Die Erschließung des Grundstücks ist gesichert. Die Zufahrt erfolgt über die Kieler Straße. In der Scharnhorststraße und in der Kieler Straße liegen die Leitungen für Trinkwasser, Abwasser, Strom, Fernmeldeleitung und Fernwärme. Die notwendigen Hausanschlüsse an die Erschließungsleitungen werden im Rahmen des Bauvorhabens hergestellt.

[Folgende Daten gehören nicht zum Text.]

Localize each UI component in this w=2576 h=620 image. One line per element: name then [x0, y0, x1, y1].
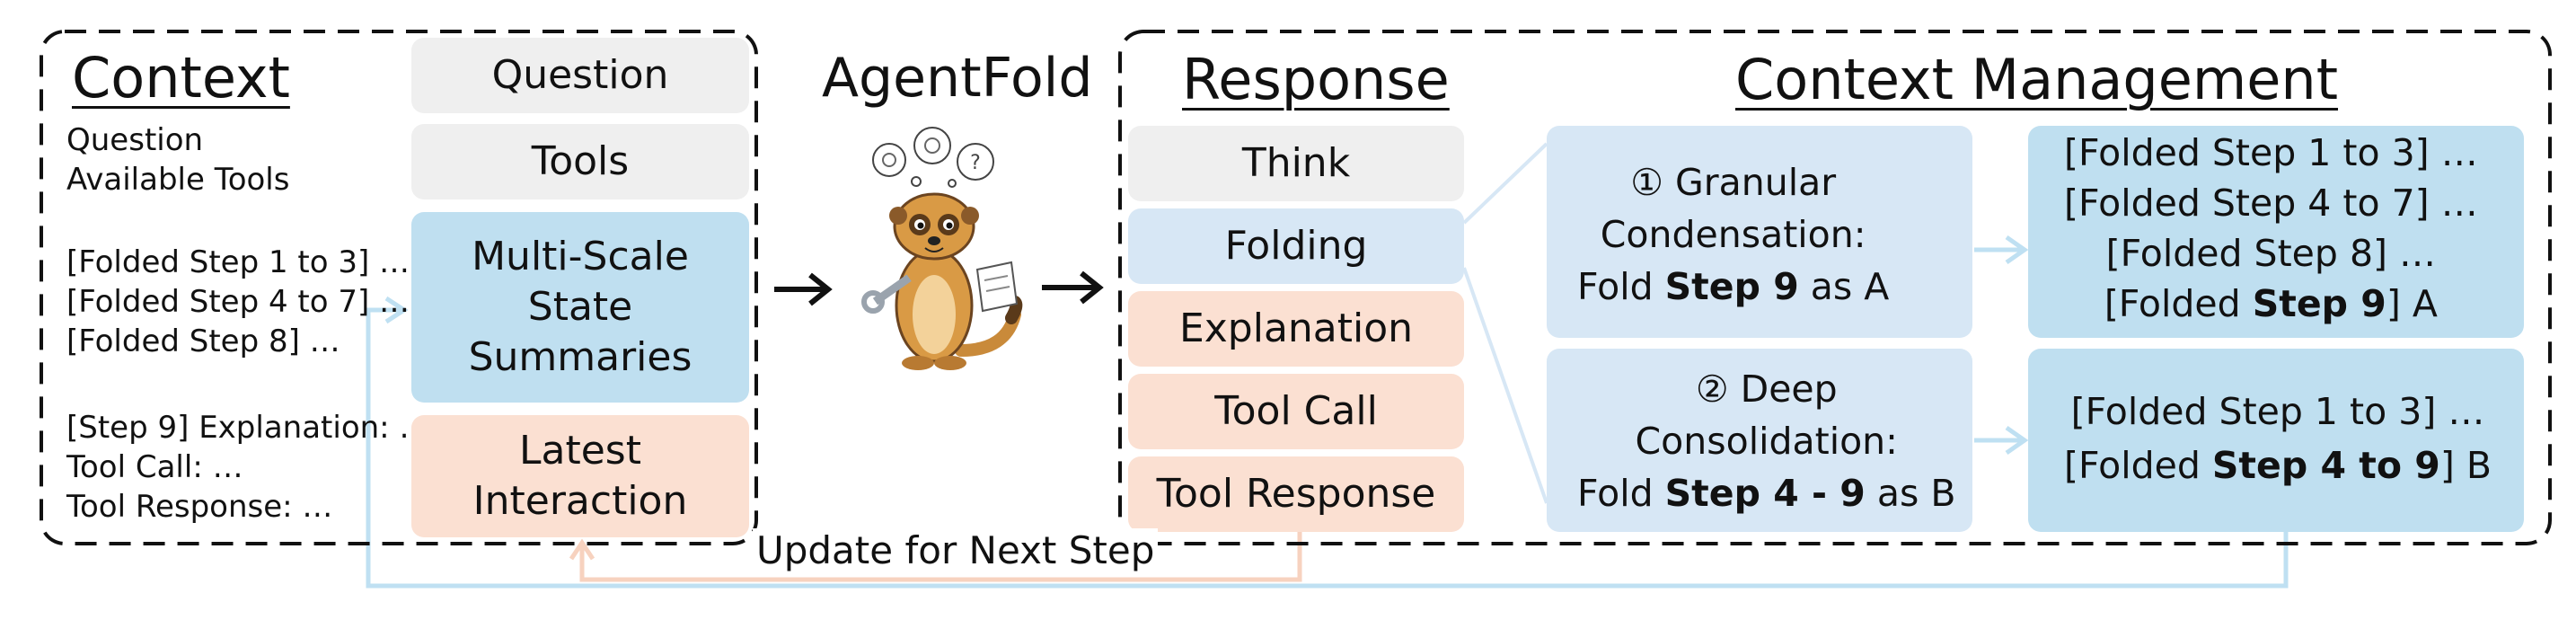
- deep-line3: Fold Step 4 - 9 as B: [1577, 472, 1956, 515]
- feedback-blue-arrowhead: [384, 296, 409, 324]
- svg-text:?: ?: [970, 152, 981, 174]
- granular-line3: Fold Step 9 as A: [1577, 265, 1890, 308]
- context-management-title: Context Management: [1735, 47, 2339, 112]
- deep-consolidation-box: ② Deep Consolidation: Fold Step 4 - 9 as…: [1547, 349, 1972, 532]
- multi-scale-summaries-box: Multi-Scale State Summaries: [411, 212, 749, 403]
- question-box-label: Question: [491, 52, 669, 98]
- result-a-box: [Folded Step 1 to 3] … [Folded Step 4 to…: [2028, 126, 2524, 338]
- context-list-b: [Folded Step 1 to 3] … [Folded Step 4 to…: [66, 243, 410, 361]
- latest-interaction-box: Latest Interaction: [411, 415, 749, 537]
- response-folding-box: Folding: [1128, 208, 1464, 284]
- response-folding-label: Folding: [1224, 223, 1368, 269]
- context-item-question: Question: [66, 122, 204, 158]
- update-next-step-label: Update for Next Step: [753, 528, 1159, 572]
- result-b-line2: [Folded Step 4 to 9] B: [2064, 444, 2492, 487]
- response-tool-response-box: Tool Response: [1128, 456, 1464, 532]
- response-think-box: Think: [1128, 126, 1464, 201]
- response-explanation-label: Explanation: [1178, 306, 1414, 351]
- result-a-line2: [Folded Step 4 to 7] …: [2064, 182, 2478, 225]
- result-a-line4: [Folded Step 9] A: [2104, 282, 2438, 325]
- response-frame: [1118, 30, 2552, 545]
- context-item-folded: [Folded Step 8] …: [66, 323, 340, 359]
- question-box: Question: [411, 38, 749, 113]
- fold-link-lower: [1462, 267, 1548, 504]
- agentfold-title: AgentFold: [822, 47, 1093, 110]
- result-b-line1: [Folded Step 1 to 3] …: [2070, 390, 2485, 433]
- context-item-available-tools: Available Tools: [66, 162, 290, 198]
- result-a-line1: [Folded Step 1 to 3] …: [2064, 131, 2478, 174]
- result-a-line3: [Folded Step 8] …: [2105, 232, 2437, 275]
- result-b-box: [Folded Step 1 to 3] … [Folded Step 4 to…: [2028, 349, 2524, 532]
- summaries-label-2: State: [527, 284, 633, 330]
- response-title: Response: [1182, 47, 1450, 112]
- context-item-tool-response: Tool Response: …: [66, 489, 333, 525]
- response-tool-response-label: Tool Response: [1156, 471, 1436, 517]
- granular-condensation-box: ① Granular Condensation: Fold Step 9 as …: [1547, 126, 1972, 338]
- latest-label-1: Latest: [519, 428, 641, 474]
- response-tool-call-box: Tool Call: [1128, 374, 1464, 449]
- granular-line2: Condensation:: [1600, 213, 1866, 256]
- context-item-tool-call: Tool Call: …: [66, 449, 243, 485]
- granular-line1: ① Granular: [1630, 161, 1837, 204]
- latest-label-2: Interaction: [472, 478, 688, 524]
- fold-link-upper: [1462, 142, 1548, 225]
- context-title: Context: [72, 45, 290, 111]
- feedback-peach-line: [579, 532, 1302, 582]
- response-tool-call-label: Tool Call: [1214, 388, 1378, 434]
- feedback-peach-arrowhead: [569, 538, 595, 561]
- feedback-blue-line: [366, 307, 2289, 589]
- response-think-label: Think: [1241, 140, 1351, 186]
- context-item-folded: [Folded Step 1 to 3] …: [66, 244, 410, 280]
- tools-box: Tools: [411, 124, 749, 199]
- deep-line1: ② Deep: [1695, 368, 1838, 411]
- response-explanation-box: Explanation: [1128, 291, 1464, 367]
- context-item-folded: [Folded Step 4 to 7] …: [66, 284, 410, 320]
- deep-line2: Consolidation:: [1635, 420, 1898, 463]
- tools-box-label: Tools: [531, 138, 630, 184]
- context-frame: [40, 30, 758, 545]
- summaries-label-1: Multi-Scale: [472, 234, 689, 279]
- context-item-step9-explanation: [Step 9] Explanation: …: [66, 410, 430, 446]
- context-list-c: [Step 9] Explanation: … Tool Call: … Too…: [66, 408, 429, 527]
- summaries-label-3: Summaries: [468, 334, 693, 380]
- context-list-a: Question Available Tools: [66, 120, 289, 199]
- meerkat-mascot-icon: ?: [861, 127, 1023, 370]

Das unmittelbare bauliche Umfeld ist im wesentlichen geprägt durch eine geschlossene Bauweise. Das Grundstück ist derzeit mit einem 1-geschossigen Lagergebäude mit flachem Satteldach und teilweiser Unterkellerung bebaut. Das Lagergebäude wird komplett abgebrochen. Die unbebaute Grundstücksfläche ist befestigt und wird als Parkplatz bewirtschaftet. Das Nachbargrundstück Scharnhorststraße 25 ist grenzständig mit einem 5-geschossigen Gründerzeitgebäude, bestehend aus Vorderhaus, Seitenflügel und Quergebäude, bebaut. Das Nachbargrundstück Kieler Straße 3 ist grenzständig mit einem 6-geschossigen Wohnungsneubau mit Tiefgarage und Dachgeschoß bebaut.

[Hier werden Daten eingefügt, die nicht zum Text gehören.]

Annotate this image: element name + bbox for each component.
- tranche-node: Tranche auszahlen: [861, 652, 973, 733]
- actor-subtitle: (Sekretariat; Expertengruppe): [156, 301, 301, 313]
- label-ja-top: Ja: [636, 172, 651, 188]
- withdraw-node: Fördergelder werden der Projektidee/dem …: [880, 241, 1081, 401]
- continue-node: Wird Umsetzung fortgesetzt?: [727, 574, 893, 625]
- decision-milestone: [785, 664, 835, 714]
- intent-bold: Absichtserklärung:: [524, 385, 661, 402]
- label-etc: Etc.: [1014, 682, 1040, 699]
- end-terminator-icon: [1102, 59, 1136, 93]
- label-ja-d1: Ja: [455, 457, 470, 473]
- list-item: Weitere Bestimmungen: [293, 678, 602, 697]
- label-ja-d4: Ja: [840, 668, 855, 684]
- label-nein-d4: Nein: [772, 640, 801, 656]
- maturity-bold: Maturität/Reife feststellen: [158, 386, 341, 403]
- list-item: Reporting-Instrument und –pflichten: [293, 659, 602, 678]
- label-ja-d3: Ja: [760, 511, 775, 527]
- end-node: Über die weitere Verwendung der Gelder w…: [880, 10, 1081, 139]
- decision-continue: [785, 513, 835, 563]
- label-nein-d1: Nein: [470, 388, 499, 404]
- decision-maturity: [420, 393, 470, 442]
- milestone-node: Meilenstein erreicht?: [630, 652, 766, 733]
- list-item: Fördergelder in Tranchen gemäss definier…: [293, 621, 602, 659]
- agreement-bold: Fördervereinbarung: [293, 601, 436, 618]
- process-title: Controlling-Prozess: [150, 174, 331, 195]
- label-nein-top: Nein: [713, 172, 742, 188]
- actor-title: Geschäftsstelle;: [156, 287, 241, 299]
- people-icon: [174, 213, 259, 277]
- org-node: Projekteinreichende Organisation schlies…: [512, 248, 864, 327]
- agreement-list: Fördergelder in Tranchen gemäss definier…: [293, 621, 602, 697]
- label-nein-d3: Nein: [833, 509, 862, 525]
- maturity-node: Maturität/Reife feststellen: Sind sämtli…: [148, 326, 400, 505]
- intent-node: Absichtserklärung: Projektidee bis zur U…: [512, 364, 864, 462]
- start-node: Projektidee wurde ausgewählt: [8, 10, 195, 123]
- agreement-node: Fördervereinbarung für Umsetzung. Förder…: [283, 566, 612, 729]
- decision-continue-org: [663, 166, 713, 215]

Das geplante Wohn- und Geschäftshaus auf dem Eckgrundstück schließt die Blockecke mit einem L-förmigen, 6-geschossigen Gebäude mit zurückgestaffeltem Dachgeschoß. Das Gebäude wird über drei Treppenhäuser mit Aufzügen erschlossen. Zwei Hauseingänge liegen an der Kieler Straße, einer an der Scharnhorststraße. Der ca. 52 m lange Baukörper wird an der Kieler Straße durch eine Brandwand in Brandabschnitte geteilt. Unter dem Gebäude ist eine Tiefgarage mit 18 Stellplätzen vorgesehen.

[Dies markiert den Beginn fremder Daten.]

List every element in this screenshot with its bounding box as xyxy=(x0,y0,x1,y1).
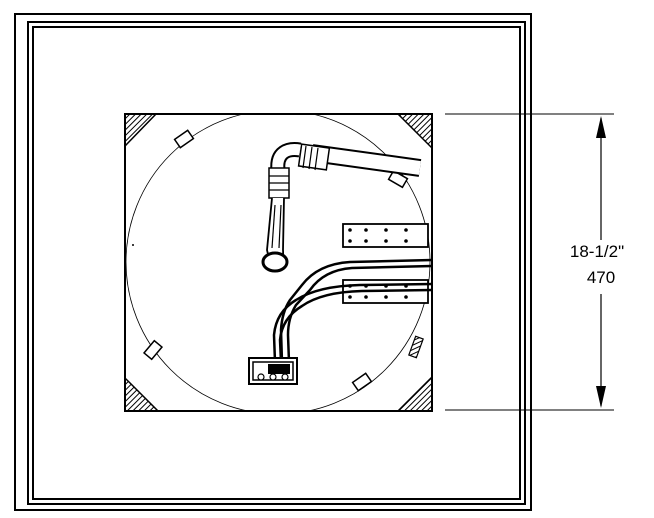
hose-coupling xyxy=(297,143,331,171)
clip-tab xyxy=(387,169,409,189)
clip-tab xyxy=(142,339,164,361)
clip-tab xyxy=(351,372,373,392)
mounting-plate xyxy=(124,113,433,412)
dimension-callout: 18-1/2" 470 xyxy=(445,113,624,411)
probe-tip xyxy=(261,251,289,273)
wire-terminal-block xyxy=(248,357,298,385)
outer-frame xyxy=(14,13,532,511)
corner-bevel-bottom-left xyxy=(125,376,160,411)
dimension-label-metric: 470 xyxy=(587,268,615,287)
reference-dot xyxy=(132,244,134,246)
wiring xyxy=(272,258,433,363)
corner-bevel-bottom-right xyxy=(396,375,432,411)
dimension-label-imperial: 18-1/2" xyxy=(570,242,624,261)
terminal-strip-upper xyxy=(342,223,429,248)
corner-bevel-top-left xyxy=(125,114,158,148)
side-connector xyxy=(408,335,424,359)
corner-bevel-top-right xyxy=(396,114,432,150)
clip-tab xyxy=(173,129,195,149)
mounting-circle xyxy=(125,114,431,411)
dimension-arrow-up xyxy=(596,116,606,138)
dimension-arrow-down xyxy=(596,386,606,408)
hose-assembly xyxy=(261,142,422,273)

Die Straßenfassaden gliedern sich horizontal in ein betontes Sockelgeschoss, die darüber liegenden fünf Obergeschosse und eine durch Gesimse abgesetzte Attika bzw. zurückspringende Dachgeschosszone. Das fünfte Obergeschoß wird mittels eines durchlaufenden Gesimses optisch abgesetzt, um die Maßstäblichkeit der angrenzenden Bebauung Scharnhorststraße 25 aufzunehmen. Vertikal ist die Fassade mit den ortsüblichen Erkern mit Balkon im letzten Obergeschoß und auskragenden Balkons sowie bodentiefen Fenstern gegliedert. Die Fassaden des Innenhofs sind durch Loggien und Balkons sowie bodentiefe Fenster gestaltet. Die Fassade ist als Putzfassade mit hellem Anstrich vorgesehen. Für das Erdgeschoß ist eine farbige, keramische Fassadenbekleidung geplant.

Es entstehen 48 neue Wohnungen, davon 27 Stück 2-Zimmer-Wohnungen, 18 Stück 3-Zimmer-Wohnungen und 3 Stück 4-Zimmer-Wohnungen. Die Wohnungen in den Dachgeschossen sind gemäß § 51 BauO Bln barrierefrei zugänglich und nutzbar.

Im Erdgeschoss ist eine große Gewerbefläche von 520 m2 vorgesehen, die für den Einzelhandel genutzt werden soll. Die Fassade ist in diesem Bereich mit Schaufensterflächen und Eingängen besonders ansprechend gestaltet.

Durch die Baumaßnahme werden insgesamt 6.400 m² BGF bzw. 21.200 m³ BRI umbauter Raum hergerichtet.

Das Projekt wird von uns in den Jahren 2013 bis 2014 fertig gestellt und in den Leistungsphasen 1 - 8 betreut.